BRIE LARSON started her career on TV in 1998 when she was 9 years old in shows like “Touched by an Angel” and “Raising Dad”. Through the years she did several movies playing supporting roles, like “The Gambler” and “Trainwreck” (as Amy Schumer’s sister). Now, she is about to win the Oscar best actress award (she has just won the Golden Globe, the SAG and the BAFTA) for her breakout role in “Room”, based on the book by Emma Donoghue who also wrote the screenplay, based on the Elizabeth Fritzl kidnapping case in Austria where the girl was held captive for 24 years and had several kids, sired by her own father.

The film opens with a mother, Joy (Brie), and her 5-year old son Jack (Jacob Tremblay) playing, cooking, watching TV, doing normal things inside a small room with only a small window on its ceiling. Then the horror of it all slowly dawns on you. They’re actually prisoners inside that tiny room, a soundproofed shed. This review has some spoilers so if you don’t want to know what will happen, better stop reading now.
Joy was kidnapped by a pervert as a teenager, held captive inside the room, repeatedly raped until she got pregnant and gave birth to her own child. Whenever her abductor comes along to go to bed with her, the boy locks himself up inside the closet. Now that the boy is 5, Joy hatches a plan on how they can escape.
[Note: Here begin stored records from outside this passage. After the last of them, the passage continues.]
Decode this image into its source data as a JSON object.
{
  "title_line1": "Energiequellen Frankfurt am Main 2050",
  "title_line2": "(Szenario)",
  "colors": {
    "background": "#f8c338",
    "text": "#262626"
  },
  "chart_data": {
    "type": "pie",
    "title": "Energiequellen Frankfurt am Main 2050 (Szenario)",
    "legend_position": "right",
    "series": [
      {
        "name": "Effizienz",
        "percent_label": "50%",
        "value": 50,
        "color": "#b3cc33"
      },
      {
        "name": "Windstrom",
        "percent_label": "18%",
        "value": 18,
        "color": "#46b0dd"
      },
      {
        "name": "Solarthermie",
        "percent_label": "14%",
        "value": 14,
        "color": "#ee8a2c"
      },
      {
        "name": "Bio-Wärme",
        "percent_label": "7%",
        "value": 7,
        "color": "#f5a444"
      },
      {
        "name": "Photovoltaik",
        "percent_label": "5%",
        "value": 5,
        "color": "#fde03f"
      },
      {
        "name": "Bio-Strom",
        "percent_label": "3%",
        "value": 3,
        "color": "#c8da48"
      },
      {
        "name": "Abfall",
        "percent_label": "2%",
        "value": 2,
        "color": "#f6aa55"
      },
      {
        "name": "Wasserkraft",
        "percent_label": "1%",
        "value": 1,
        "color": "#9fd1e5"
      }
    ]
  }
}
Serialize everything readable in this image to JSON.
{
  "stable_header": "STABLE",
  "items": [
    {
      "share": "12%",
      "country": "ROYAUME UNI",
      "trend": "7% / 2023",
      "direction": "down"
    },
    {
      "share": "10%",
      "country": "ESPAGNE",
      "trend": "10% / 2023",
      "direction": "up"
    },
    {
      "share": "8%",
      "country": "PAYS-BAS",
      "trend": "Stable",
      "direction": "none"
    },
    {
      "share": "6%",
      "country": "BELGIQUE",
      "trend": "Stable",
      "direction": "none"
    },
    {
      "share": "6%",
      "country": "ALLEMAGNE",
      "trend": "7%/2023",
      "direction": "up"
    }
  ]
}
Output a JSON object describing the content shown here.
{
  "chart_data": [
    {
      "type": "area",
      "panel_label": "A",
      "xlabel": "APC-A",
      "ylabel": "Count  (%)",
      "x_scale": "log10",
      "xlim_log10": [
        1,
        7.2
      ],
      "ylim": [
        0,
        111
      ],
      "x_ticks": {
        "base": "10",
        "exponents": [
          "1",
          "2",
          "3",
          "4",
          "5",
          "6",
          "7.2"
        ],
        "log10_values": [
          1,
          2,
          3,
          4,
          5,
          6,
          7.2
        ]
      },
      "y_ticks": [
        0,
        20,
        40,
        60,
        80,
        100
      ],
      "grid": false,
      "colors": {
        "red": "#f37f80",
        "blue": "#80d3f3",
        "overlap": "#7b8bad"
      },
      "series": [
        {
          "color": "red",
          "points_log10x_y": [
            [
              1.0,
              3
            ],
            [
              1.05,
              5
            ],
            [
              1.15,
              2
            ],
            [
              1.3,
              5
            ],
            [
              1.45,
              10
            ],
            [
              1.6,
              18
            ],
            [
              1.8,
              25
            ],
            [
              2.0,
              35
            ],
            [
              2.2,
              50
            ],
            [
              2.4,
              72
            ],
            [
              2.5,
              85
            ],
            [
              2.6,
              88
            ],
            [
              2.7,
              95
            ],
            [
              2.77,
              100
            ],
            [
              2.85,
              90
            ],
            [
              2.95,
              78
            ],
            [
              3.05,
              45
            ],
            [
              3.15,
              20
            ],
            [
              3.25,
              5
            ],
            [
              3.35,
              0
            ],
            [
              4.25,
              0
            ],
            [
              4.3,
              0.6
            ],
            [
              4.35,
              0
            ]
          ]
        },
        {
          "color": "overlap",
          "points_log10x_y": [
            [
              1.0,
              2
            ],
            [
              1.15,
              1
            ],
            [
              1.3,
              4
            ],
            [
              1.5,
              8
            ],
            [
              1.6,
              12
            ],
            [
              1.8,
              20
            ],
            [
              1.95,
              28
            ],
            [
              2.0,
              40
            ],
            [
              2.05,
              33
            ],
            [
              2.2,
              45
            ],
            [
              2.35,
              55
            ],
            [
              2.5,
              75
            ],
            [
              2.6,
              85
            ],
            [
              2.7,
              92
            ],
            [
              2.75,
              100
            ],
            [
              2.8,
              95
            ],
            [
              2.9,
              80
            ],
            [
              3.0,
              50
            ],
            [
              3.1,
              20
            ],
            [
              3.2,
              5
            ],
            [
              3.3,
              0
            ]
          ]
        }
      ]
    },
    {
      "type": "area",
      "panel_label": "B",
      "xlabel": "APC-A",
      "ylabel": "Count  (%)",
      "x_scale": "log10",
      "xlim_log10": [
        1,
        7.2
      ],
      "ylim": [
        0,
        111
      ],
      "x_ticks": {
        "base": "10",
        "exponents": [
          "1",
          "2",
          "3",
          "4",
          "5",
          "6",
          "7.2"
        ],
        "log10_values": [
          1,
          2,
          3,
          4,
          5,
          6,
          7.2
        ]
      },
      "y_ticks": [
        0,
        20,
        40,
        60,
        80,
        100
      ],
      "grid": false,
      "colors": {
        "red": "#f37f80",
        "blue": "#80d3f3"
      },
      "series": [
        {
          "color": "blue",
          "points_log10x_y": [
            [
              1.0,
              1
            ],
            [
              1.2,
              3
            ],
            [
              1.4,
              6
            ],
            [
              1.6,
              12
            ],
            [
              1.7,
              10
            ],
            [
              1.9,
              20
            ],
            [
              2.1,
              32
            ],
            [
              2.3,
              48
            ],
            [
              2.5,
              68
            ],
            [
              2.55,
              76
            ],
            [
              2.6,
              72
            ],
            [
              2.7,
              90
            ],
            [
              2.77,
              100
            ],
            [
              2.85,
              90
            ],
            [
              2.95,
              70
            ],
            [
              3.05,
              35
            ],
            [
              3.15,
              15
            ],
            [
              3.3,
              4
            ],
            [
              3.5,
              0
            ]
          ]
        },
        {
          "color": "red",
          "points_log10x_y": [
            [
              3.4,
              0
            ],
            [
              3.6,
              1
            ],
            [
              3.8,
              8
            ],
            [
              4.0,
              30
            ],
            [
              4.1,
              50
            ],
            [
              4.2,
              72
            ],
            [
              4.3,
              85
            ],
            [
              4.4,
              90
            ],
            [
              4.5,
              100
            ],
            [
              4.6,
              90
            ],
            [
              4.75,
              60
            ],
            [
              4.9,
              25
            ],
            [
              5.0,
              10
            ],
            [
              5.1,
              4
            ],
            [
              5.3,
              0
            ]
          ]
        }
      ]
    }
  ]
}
The boy is very bright and precocious. The heart pounding plan calls for him to play dead. He is then rolled up inside a carpet and taken out by their captor. When he is free, he is supposed to ask the help of other people and the cops for them to rescue her mom who is left behind inside the room. Will it succeed or not?
Brie is no doubt excellent in the role of the victim. It’s a role with so much depth and challenge. But actually, for us, the real standout here is Jacob Tremblay as the boy. The whole story is told from his point of view. He is always there. There are sequences later when his mom will be indisposed and won’t be seen for quite a long period of time, but Jacob remains on screen.

Between them, Jacob is the one who is able to adapt more quickly to the outside world, when actually, his own world view was confined exclusively within the walls of their room and he knows nothing of the outside world. And why he is not at all nominated for any acting award is beyond us.

Most movies of this sort would end with the captives finally gaining their freedom, but Director Lenny Abrahamson presents a very complex psychological situation in the film. This is especially true on the part of Joy who has to be deprogrammed after her harrowing captivity experience and finds it difficult to re-adjust back to life in the outside world that can really be quite frightening after she learns her parents (Joan Allen and William Macy) have already separated while she’s away and her mom has even found a new partner.
The result is quite compelling as we are not initially aware of the damage that was done to Joy by her years of imprisonment. What happened to her is truly more horrifying than what happens to the characters in such horror flicks as “Insidious” and “Sinister” that have long ceased to be scary for us and have become more ridiculous. The final scene. where they return to the room and Jack says goodbye to the bed, the chair and all the other things that were previous parts of his young life, is truly a heartbreaker. Jacob Tremblay is for us the most awesome thing in this movie. He will just take your breath away.